Unfortunately, it works too well.
At its core, Gaslighting is a form of emotional abuse that slowly eats away at your ability to make proper judgments. A Gaslighter spins their own negative, harmful or destructive actions and words in their favor, deflecting the blame for their abusiveness and pointing the finger at you. Often, this is done by making you think you’re “too sensitive”, “paranoid”, “unstable”, “silly”, and many other things that can cause you to doubt yourself.
Often adopted by psychopathic, sociopathic and narcissistic types of people, Gaslighting works at eating away at you slowly until you realize that you’ve become a shell of your former self.
Here are a few signs to help you understand if you or someone around you is experiencing this form of emotional abuse:
1. They use what you love against you
Gaslighters will use what is closest to you against you. If you have children, they may try to force you into believing you should never have had them. If you love your job, they will find issues with it.
2. They lie
They will tell you outright lies with a straight face, even if you know they are lying. Why are they so blatant? Because they are setting up a precedent. Once they tell you a huge lie, you begin to question the truth in anything they say. The goal is to keep you unsteady and off-kilter.
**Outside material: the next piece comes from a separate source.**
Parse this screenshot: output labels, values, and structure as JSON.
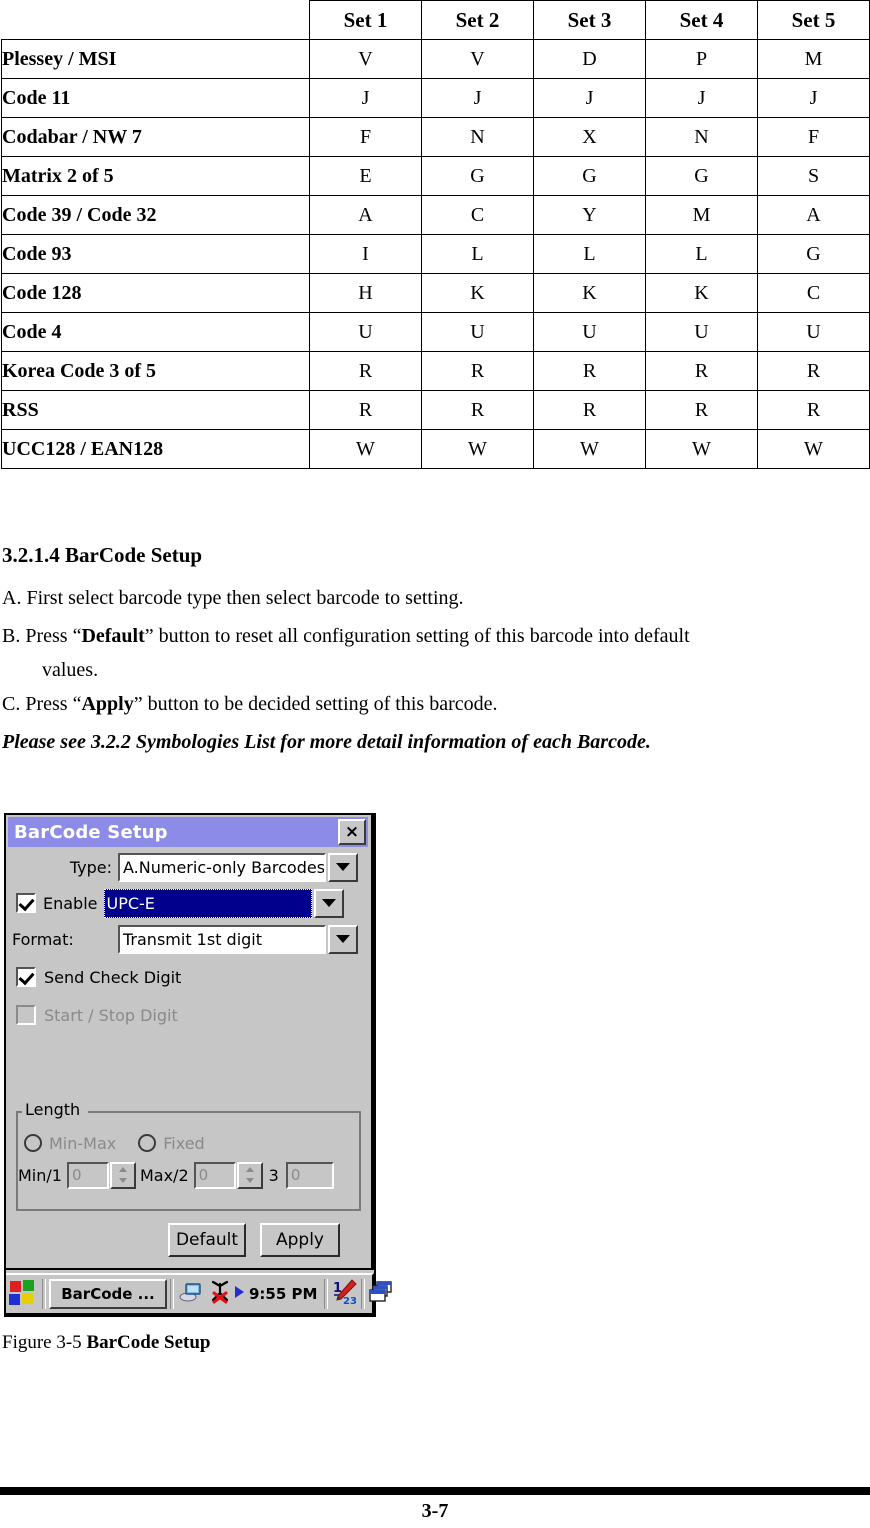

3. They make you doubt yourself
You begin to wonder if you’re losing it or going insane. When arguing with your partner, they’ll tell you “it’s all in your head”. You can’t seem to get things right with your abuser or you don’t feel good enough. You think it’s all your fault and that if you did better or tried harder, your relationship would improve.
4. They try to turn you against others
The abuser may also tell you that everyone else is lying and they’re all against you. Believing that everyone else is lying to you forces a further blur on your sense of reality. Gaslighters want their victims to feel like they’re the only one they can trust so they can continue to abuse them.
5. They make you second guess your recollection of the past
Your abuser tells you that it never happened or that you’re remembering the details wrong. For some strange reason, your abuser’s interpretation of events does not match yours, making you question how reliable your own memory is or how justified your reaction is. They might claim that you’re “making things up”, or “You have a selective memory” and you’re “changing the story” to your own benefit.
6. You mistrust your own thoughts over theirs
You begin doubting your own judgment and think others have better logic than you do when given the choice. You distrust yourself and have trouble making your own decisions.
7. You get worn down
This one is done gradually, over time and is one of the most insidious things about gaslighting. A lie here, a snide comment there… and then it begins to ramp up. Even the smartest, most self-aware people can fall victim to gaslighting – it’s that effective. It is the “frog in the frying pan” analogy: The heat is turned up slowly, so the frog never realizes what’s happening to it.
The more you are aware of these techniques, the quicker you can identify them and avoid falling into the gaslighter’s thorny trap.
Gaslighting is NOT just something that happens between partners in a relationship. It can happen in any relationship.
For those who have experienced previous experiences of gaslighting in a domestically abusive relationship, for instance, the re-emergence if gaslighting in other relationships, such as in friendships or that with a colleague, can become quickly debilitating and difficult to manage.